Being in the past an activist of such a movement, director Robin Kampillo creates an almost documentary portrait of the era when the desire to live, not survive, was spoken out loud. The film does not just talk about the problem of HIV infection, it screams about it. Loud and clear. That is why it is more painful to perceive that little has changed in more than twenty years.

Kampillo, from the very first scene, throws us into the thick of events, allowing us to become a viewer of the debates about methods of dealing with the suppression of the issue. Here the are: a self-confident Sophie (Adele Haenel), criticizing Sean (Nahuel Pérez Biscayart) and Max (Félix Maritaud) for overly aggressive methods, and imagining himself the leader Thibault (Antoine Reinartz), for whom any appearance on TV is already a victory. In this audience there are also newcomers, among whom Nathan (Arnaud Valois), who care about the fate of AIDS patients, and they are ready to help in organizing any protest action. The director does not divide the guys on the right and the guilty, the voice of everyone is important here, after all, the main thing - what are you manifesting, and not with what.
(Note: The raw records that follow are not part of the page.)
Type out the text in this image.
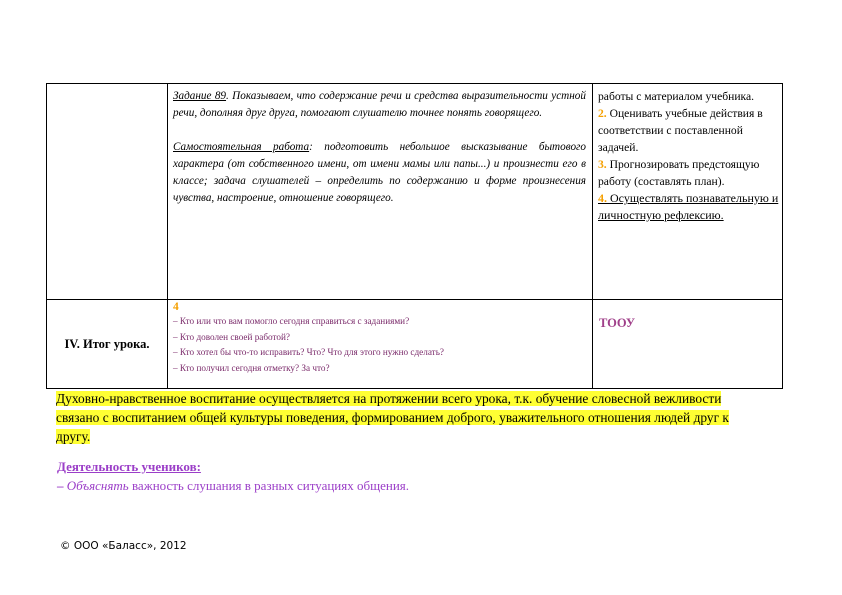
Задание 89. Показываем, что содержание речи и средства выразительности устной речи, дополняя друг друга, помогают слушателю точнее понять говорящего.
Самостоятельная работа: подготовить небольшое высказывание бытового характера (от собственного имени, от имени мамы или папы...) и произнести его в классе; задача слушателей – определить по содержанию и форме произнесения чувства, настроение, отношение говорящего.
работы с материалом учебника.
2. Оценивать учебные действия в соответствии с поставленной задачей.
3. Прогнозировать предстоящую работу (составлять план).
4. Осуществлять познавательную и личностную рефлексию.
IV. Итог урока.
4
– Кто или что вам помогло сегодня справиться с заданиями?
– Кто доволен своей работой?
– Кто хотел бы что-то исправить? Что? Что для этого нужно сделать?
– Кто получил сегодня отметку? За что?
ТООУ
Духовно-нравственное воспитание осуществляется на протяжении всего урока, т.к. обучение словесной вежливости связано с воспитанием общей культуры поведения, формированием доброго, уважительного отношения людей друг к другу.
Деятельность учеников:
– Объяснять важность слушания в разных ситуациях общения.
© ООО «Баласс», 2012
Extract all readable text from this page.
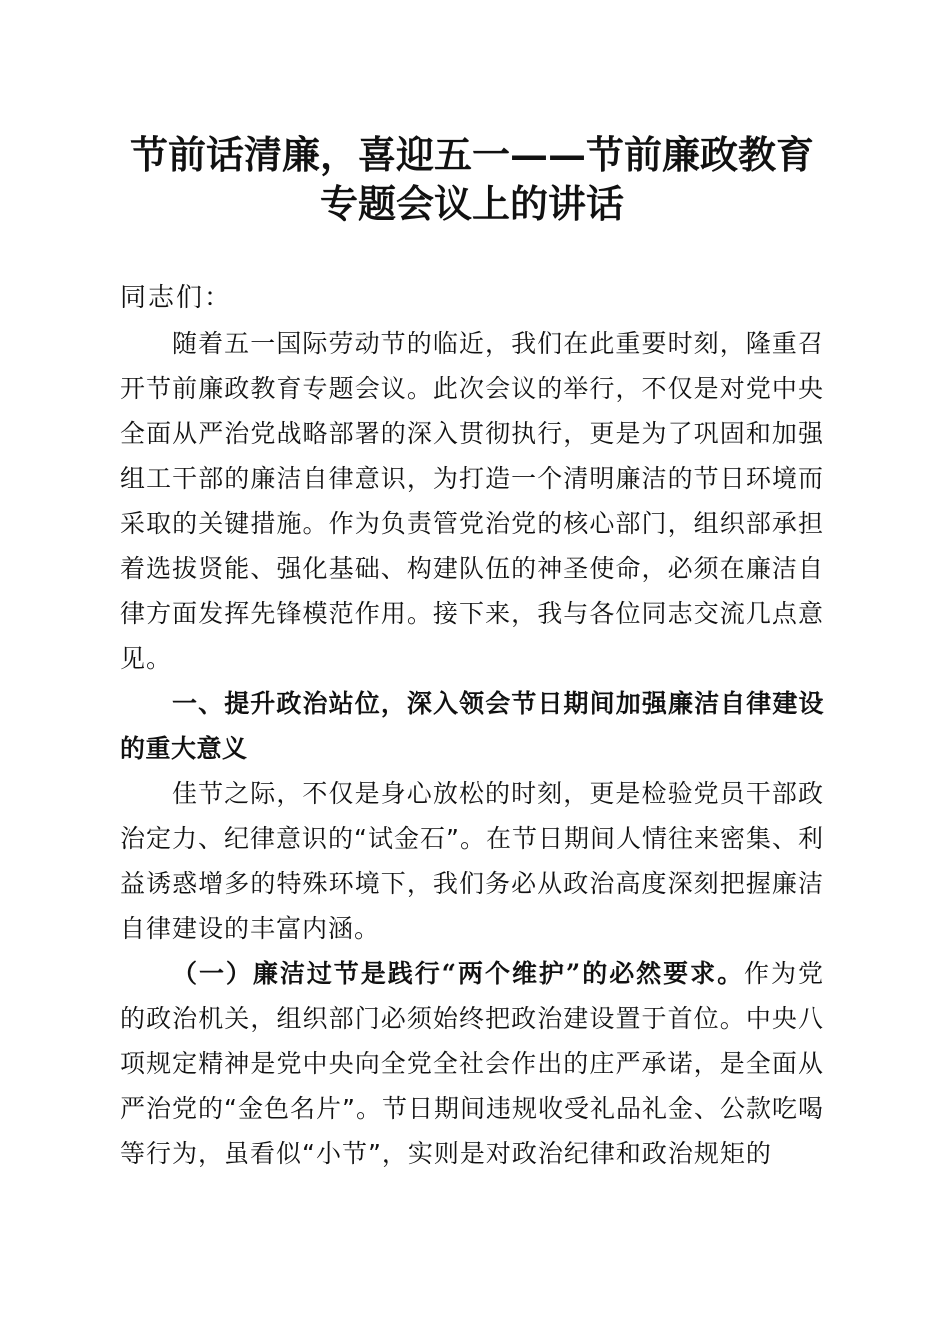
节前话清廉，喜迎五一——节前廉政教育专题会议上的讲话

同志们：

随着五一国际劳动节的临近，我们在此重要时刻，隆重召开节前廉政教育专题会议。此次会议的举行，不仅是对党中央全面从严治党战略部署的深入贯彻执行，更是为了巩固和加强组工干部的廉洁自律意识，为打造一个清明廉洁的节日环境而采取的关键措施。作为负责管党治党的核心部门，组织部承担着选拔贤能、强化基础、构建队伍的神圣使命，必须在廉洁自律方面发挥先锋模范作用。接下来，我与各位同志交流几点意见。

一、提升政治站位，深入领会节日期间加强廉洁自律建设的重大意义

佳节之际，不仅是身心放松的时刻，更是检验党员干部政治定力、纪律意识的“试金石”。在节日期间人情往来密集、利益诱惑增多的特殊环境下，我们务必从政治高度深刻把握廉洁自律建设的丰富内涵。

（一）廉洁过节是践行“两个维护”的必然要求。作为党的政治机关，组织部门必须始终把政治建设置于首位。中央八项规定精神是党中央向全党全社会作出的庄严承诺，是全面从严治党的“金色名片”。节日期间违规收受礼品礼金、公款吃喝等行为，虽看似“小节”，实则是对政治纪律和政治规矩的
If in "Philadelphia" Jonathan Demme show AIDS too Hollywood, and Gus Van Sant in "Milk" told the story of one person through the prism of the struggle for freedom, the French "Beats per minute" is closest to the British drama "Pride"(2014), about the campaign "Lesbians and Gays Support the Miners". Kampillo succeeded in alternating important protests scenes and intimate episodes of the relationship between the two heroes. Neither long timing nor episodic publicism do not make it difficult to perceive the picture not only as a film-action, but also as a personal statement of a real participant of already distant events.

This review of BPM (Beats per Minute) (2017) was written by on 19 Oct 2017.

BPM (Beats per Minute) has generally received very positive reviews.